- Born: 24 March 1942 (age 83) Torres Novas, Portugal
- Occupation: TV presenter

= Carlos Cruz (television presenter) =

Portuguese journalist and talk show host

Carlos Pereira Cruz (born 24 March 1942 in Torres Novas) is a Portuguese former radio and television journalist and talk-show host whose career ended after his involvement and criminal conviction in relation to the Casa Pia child sexual abuse scandal.

==Biography==
Carlos Cruz was born in 1942 in Torres Novas. At the age of four he migrated to the Portuguese territory of Angola where, at 14, he started work as a sports reporter at the Emissora Católica de Angola and the Rádio Clube de Angola radio stations. Back in Lisbon, he attended the Instituto Superior Técnico where he enrolled in the electrical engineering program, but dropped out and started a professional career in Portuguese television and radio. Throughout his career in the Portuguese media he worked for the Emissora Nacional (now fully owned by RTP), RTP, Rádio Comercial and SIC.

Among his best-known television shows were Zip-Zip (RTP), with Raul Solnado and Fialho Gouveia; 1-2-3 (RTP); O Preço Certo (RTP) and Noites Marcianas (SIC). In 1990, he founded the television production company CCA (Carlos Cruz Audiovisuais), but the project went bankrupt. Cruz was the spokesperson of a successful Portuguese bid submitted to host and organize the UEFA Euro 2004. In 2002, the President of Portugal Jorge Sampaio awarded him the Order of Infante D. Henrique.
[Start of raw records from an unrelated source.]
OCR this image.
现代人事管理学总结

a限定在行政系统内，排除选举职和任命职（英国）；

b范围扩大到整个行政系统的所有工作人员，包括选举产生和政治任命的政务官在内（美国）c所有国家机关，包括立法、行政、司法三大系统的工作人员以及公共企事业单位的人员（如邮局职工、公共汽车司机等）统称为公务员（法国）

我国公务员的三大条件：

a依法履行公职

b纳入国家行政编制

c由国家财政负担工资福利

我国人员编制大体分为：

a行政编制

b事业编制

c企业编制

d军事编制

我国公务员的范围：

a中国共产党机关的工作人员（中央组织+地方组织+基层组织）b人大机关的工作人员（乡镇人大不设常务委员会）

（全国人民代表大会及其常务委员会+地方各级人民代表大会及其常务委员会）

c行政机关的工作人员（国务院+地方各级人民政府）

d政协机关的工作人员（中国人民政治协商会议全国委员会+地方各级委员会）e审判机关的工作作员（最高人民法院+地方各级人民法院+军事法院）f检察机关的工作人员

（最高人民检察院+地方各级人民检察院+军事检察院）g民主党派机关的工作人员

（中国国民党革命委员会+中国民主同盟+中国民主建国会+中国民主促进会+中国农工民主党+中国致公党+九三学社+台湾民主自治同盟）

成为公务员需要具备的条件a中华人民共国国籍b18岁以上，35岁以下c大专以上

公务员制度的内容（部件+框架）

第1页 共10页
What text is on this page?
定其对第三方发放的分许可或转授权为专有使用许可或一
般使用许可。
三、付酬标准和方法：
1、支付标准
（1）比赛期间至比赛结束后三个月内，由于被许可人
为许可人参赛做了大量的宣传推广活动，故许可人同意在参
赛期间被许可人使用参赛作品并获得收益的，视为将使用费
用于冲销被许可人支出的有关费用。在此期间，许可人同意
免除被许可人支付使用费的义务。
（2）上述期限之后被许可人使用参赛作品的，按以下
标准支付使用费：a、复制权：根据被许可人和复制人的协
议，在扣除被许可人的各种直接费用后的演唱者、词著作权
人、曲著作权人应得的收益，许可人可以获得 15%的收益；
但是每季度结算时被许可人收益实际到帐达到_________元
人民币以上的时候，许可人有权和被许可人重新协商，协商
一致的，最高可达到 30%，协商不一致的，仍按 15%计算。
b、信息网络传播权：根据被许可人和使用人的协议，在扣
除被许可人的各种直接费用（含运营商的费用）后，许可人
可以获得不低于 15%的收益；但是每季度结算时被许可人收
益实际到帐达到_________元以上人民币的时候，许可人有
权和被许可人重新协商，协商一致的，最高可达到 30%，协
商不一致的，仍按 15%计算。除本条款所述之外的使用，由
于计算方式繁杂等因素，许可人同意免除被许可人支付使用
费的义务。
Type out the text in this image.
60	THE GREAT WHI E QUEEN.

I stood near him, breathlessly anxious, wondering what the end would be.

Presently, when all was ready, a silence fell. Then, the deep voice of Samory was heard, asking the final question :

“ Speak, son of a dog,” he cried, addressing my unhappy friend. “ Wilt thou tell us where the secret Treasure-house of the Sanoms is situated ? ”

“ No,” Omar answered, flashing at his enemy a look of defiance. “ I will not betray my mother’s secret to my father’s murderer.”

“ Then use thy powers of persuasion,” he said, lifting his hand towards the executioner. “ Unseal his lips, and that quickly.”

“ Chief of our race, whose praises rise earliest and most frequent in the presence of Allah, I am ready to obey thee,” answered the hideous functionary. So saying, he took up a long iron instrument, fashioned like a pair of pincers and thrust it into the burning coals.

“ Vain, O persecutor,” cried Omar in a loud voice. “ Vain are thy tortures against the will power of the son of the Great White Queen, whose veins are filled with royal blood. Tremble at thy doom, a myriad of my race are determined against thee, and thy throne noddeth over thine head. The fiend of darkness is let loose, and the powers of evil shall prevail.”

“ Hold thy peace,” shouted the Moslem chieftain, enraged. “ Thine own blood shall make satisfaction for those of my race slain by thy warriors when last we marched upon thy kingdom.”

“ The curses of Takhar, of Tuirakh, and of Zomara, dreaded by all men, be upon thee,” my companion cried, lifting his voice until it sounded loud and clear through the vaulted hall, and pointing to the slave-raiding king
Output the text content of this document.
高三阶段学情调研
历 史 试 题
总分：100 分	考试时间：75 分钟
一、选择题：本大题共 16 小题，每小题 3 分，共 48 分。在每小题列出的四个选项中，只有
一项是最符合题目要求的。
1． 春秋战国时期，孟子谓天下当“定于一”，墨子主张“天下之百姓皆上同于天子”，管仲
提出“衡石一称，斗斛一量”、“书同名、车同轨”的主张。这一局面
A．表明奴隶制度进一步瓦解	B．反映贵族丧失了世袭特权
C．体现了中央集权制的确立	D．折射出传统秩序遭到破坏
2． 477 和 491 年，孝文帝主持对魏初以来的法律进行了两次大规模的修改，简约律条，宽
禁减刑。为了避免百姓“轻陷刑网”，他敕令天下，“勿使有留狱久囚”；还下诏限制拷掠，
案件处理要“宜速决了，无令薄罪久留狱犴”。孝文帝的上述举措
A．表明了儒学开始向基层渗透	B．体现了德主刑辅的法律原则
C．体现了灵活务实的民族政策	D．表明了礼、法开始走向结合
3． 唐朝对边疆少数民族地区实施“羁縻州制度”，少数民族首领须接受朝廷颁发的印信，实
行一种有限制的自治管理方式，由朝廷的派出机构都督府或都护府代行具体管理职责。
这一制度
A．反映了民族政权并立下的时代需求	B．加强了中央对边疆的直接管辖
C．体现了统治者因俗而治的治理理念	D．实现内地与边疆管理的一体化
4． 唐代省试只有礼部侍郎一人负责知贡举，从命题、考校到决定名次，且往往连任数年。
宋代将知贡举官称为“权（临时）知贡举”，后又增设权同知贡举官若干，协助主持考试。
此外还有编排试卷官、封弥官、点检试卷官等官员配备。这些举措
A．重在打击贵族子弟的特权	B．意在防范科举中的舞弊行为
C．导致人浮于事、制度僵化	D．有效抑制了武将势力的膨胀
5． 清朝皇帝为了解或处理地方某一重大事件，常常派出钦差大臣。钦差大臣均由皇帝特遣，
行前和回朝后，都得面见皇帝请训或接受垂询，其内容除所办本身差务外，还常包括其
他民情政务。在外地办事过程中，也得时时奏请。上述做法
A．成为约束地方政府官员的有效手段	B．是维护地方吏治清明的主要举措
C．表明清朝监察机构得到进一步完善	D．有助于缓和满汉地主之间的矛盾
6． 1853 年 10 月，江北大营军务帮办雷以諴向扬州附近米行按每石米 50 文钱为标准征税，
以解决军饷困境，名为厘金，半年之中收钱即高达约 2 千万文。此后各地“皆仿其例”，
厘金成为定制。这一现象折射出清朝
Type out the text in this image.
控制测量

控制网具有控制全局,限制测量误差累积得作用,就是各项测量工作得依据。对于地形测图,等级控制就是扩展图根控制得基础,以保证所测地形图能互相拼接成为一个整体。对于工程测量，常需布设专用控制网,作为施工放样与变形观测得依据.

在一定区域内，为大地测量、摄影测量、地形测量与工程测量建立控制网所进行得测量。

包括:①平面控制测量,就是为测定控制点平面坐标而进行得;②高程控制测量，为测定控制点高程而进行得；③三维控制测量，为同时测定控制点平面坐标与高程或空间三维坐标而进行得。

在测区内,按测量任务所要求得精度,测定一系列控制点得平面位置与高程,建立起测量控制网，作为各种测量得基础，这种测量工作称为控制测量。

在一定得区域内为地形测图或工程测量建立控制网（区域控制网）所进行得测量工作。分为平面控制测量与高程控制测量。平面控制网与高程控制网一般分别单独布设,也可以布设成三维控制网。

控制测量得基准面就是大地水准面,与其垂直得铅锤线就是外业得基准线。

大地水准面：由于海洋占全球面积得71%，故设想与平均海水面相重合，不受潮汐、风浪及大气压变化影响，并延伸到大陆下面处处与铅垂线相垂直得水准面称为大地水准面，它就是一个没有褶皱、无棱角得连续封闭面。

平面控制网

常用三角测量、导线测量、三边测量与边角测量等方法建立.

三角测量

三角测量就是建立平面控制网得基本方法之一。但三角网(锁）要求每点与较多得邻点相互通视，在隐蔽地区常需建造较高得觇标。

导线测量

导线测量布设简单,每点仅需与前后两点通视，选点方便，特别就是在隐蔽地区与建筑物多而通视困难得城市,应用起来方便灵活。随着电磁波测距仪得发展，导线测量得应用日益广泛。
In 2004, The Guardian wrote that Cruz was "Portugal's most famous media personality", and in 2010, The Daily Herald "once Portugal's most popular television presenters" [sic].

In October 2011, in an interview with the magazine Público, he announced his imminent return to television on the real estate-focused cable channel House TV, but it never materialized.

==Paedophilia scandal==

After a successful career, interrupted by a cancer operation, he was arrested in 2003 and accused of paedophile offences in the Casa Pia child sexual abuse scandal. In 2004, as an arguido ("formal suspect") involved in the trial, Cruz published a book of personal reflections, Preso 374. He was convicted on 3 September 2010, and sentenced to seven years in prison, but he was free pending appeals until 2013.

Because of the sentence, Cruz lost his recognition as part of the Order of Infante D. Henrique.